Баронесса, согнав с лица испуг и глядя остановившимися грустными глазами перед собой, прижав платочек к губам, медленно покачала головой, как бы сомневаясь в том, что предсказывал Федюков.

— А как я его любила… — сказала она. — Как я готова была жертвовать для него всем. И Андрей Аполлонович тоже. Но я понимаю его, он слишком хорош, чтобы оставаться здесь. Его влечет неведомая сила. Она всегда влекла его. Что? Я не могла без ужаса подумать об Урале и о других странах, — сказала баронесса, грустно, рассеянно садясь на Валентинов диван, — но видит бог, — прибавила вдруг она с загоревшейся решимостью, подняв глаза к потолку, — я бы последовала за ним туда. Я бросила бы наш очаг; Андрей Аполлонович, конечно, понял бы это и сейчас же согласился бы, что это необходимо, необходимо! Но он уехал, даже не простившись. Федюков! скажите перед богом, положа руку на сердце, благородно это?

— Нет, неблагородно! — сказал решительно Федюков. — Хотя он и друг мне, хоть я из моей дружбы к нему и согласился ждать его здесь до пятницы, но это неблагородно.
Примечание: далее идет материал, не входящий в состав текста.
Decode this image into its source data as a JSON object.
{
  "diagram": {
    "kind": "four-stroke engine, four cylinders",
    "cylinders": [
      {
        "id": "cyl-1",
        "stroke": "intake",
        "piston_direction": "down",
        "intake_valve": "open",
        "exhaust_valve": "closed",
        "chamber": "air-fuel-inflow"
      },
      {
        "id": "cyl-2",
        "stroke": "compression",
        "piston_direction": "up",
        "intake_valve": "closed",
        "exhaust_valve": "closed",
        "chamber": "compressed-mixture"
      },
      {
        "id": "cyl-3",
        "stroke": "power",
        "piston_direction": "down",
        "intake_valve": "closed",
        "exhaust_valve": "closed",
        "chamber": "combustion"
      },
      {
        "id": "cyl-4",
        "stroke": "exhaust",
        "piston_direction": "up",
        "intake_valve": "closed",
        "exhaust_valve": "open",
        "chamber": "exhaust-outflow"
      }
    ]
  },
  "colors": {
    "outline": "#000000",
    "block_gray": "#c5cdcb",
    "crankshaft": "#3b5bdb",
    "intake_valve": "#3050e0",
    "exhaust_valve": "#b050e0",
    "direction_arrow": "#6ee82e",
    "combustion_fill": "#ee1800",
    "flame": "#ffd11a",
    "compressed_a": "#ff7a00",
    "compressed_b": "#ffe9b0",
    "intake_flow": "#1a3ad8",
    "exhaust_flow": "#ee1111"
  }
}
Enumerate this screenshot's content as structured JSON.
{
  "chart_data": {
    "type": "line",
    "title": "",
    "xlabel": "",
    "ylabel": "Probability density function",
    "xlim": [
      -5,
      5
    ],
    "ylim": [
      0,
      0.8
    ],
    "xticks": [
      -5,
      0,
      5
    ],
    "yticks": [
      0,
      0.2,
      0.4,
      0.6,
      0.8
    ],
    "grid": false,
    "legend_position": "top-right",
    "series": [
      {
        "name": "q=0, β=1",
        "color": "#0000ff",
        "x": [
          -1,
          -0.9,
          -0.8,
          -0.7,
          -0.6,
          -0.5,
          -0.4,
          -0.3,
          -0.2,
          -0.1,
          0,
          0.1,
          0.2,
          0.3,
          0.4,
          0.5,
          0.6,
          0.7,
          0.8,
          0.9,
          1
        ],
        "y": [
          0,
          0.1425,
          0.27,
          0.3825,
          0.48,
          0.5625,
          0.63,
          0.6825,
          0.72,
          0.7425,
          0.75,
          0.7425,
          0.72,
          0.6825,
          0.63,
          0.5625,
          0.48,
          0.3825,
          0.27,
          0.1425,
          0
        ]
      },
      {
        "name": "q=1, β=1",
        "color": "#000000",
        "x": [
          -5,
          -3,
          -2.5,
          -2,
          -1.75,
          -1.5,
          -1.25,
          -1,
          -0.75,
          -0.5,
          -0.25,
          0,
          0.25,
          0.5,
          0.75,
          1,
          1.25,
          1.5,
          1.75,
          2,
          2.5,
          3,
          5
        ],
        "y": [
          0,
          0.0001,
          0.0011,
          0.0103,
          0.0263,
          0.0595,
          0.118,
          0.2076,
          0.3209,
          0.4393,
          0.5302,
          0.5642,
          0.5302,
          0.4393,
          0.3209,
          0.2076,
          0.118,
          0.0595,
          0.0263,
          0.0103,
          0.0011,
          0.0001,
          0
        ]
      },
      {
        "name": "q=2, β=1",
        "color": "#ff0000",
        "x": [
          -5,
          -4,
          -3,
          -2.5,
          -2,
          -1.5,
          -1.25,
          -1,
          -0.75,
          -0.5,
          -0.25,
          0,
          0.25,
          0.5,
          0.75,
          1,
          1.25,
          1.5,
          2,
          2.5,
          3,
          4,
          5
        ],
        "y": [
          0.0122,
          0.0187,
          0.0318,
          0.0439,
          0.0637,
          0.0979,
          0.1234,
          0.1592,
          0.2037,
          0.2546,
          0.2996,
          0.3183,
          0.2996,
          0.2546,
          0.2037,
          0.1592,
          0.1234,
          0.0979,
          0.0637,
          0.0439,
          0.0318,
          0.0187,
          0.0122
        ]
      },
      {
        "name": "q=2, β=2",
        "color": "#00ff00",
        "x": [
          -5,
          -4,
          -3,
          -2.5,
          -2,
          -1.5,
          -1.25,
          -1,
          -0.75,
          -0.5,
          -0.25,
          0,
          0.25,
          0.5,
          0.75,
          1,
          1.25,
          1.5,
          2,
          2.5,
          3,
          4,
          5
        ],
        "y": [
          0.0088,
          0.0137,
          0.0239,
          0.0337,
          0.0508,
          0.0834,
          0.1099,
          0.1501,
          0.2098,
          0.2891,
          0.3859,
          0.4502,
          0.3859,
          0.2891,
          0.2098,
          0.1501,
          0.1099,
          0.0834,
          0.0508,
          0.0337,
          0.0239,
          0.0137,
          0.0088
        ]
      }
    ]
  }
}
— Да, это неблагородно, неблагородно! — сказала баронесса. — Так поступают только низкие, неблагодарные люди. Вы могли бы так поступить со мной, Федюков? — спросила баронесса, сидя на диване и подняв на стоявшего перед ней Федюкова свои прекрасные грустные глаза.

— Баронесса! — сказал Федюков, став на одно колено и отбросив валявшуюся на полу бурку. — Баронесса, вы знаете, я презираю женщин за то, что они пассивный продукт своей пошлой среды, вы это знаете, но вы — вы!.. перед вами я — вот! — сказал он, сделав широкий жест рукой, как бы указывавший на открытость его души перед баронессой.

— Вы милый, — сказала баронесса, печально-задумчиво улыбнувшись и дав ему для поцелуя свою руку.

Федюков подвинулся на колене ближе к дивану и, сев на пятки, целовал обнаженную до локтя руку баронессы и говорил:

— Из всех женщин я знал только одну, которая была ангел. Это моя первая жена, которую я бросил. Увидев сегодня вас, явившуюся необычайно, сверхъестественно, я понял, что есть другой ангел, — это вы.

Баронесса с улыбкой грустной нежности смотрела на Федюкова, целовавшего ее руку, и молчала.

— Валентин, — сказал Федюков, — между нами говоря, подлец: он не уважает женщин, он не поклоняется им и не заслуживает того, чтобы они относились к нему с нежностью.

— Не заслуживает, Федюков: он ужасный, ужасный человек, — сказала баронесса, глядя задумчиво-грустно в пространство мимо головы Федюкова, который забрал себе и вторую руку баронессы.

— Боже, а какое святое, прекрасное чувство! — сказала баронесса опять с тем же выражением.

— Прекрасное, великое чувство, — повторил убежденно Федюков, — для того, кому это дано понимать.

— Может быть, я очень дурная женщина, — продолжала баронесса, — но это чувство так неожиданно, так безраздельно овладевает мною, что я не могу ему противостоять. Что же, я готова нести какую угодно расплату, и, конечно, конечно, я знаю, что в загробной жизни (она содрогнулась плечами) мне будет худо, мне там будет, вероятно, очень худо, Федюков, потому что законы божеские карают…

— Баронесса, вы — святая женщина, и если бы я верил в загробный мир (баронесса в ужасе замахала на него руками, так как всегда боялась всякого выражения неверия), если бы я верил в загробное существование, — твердо повторил Федюков, — я сказал бы, что и там вам будет хорошо.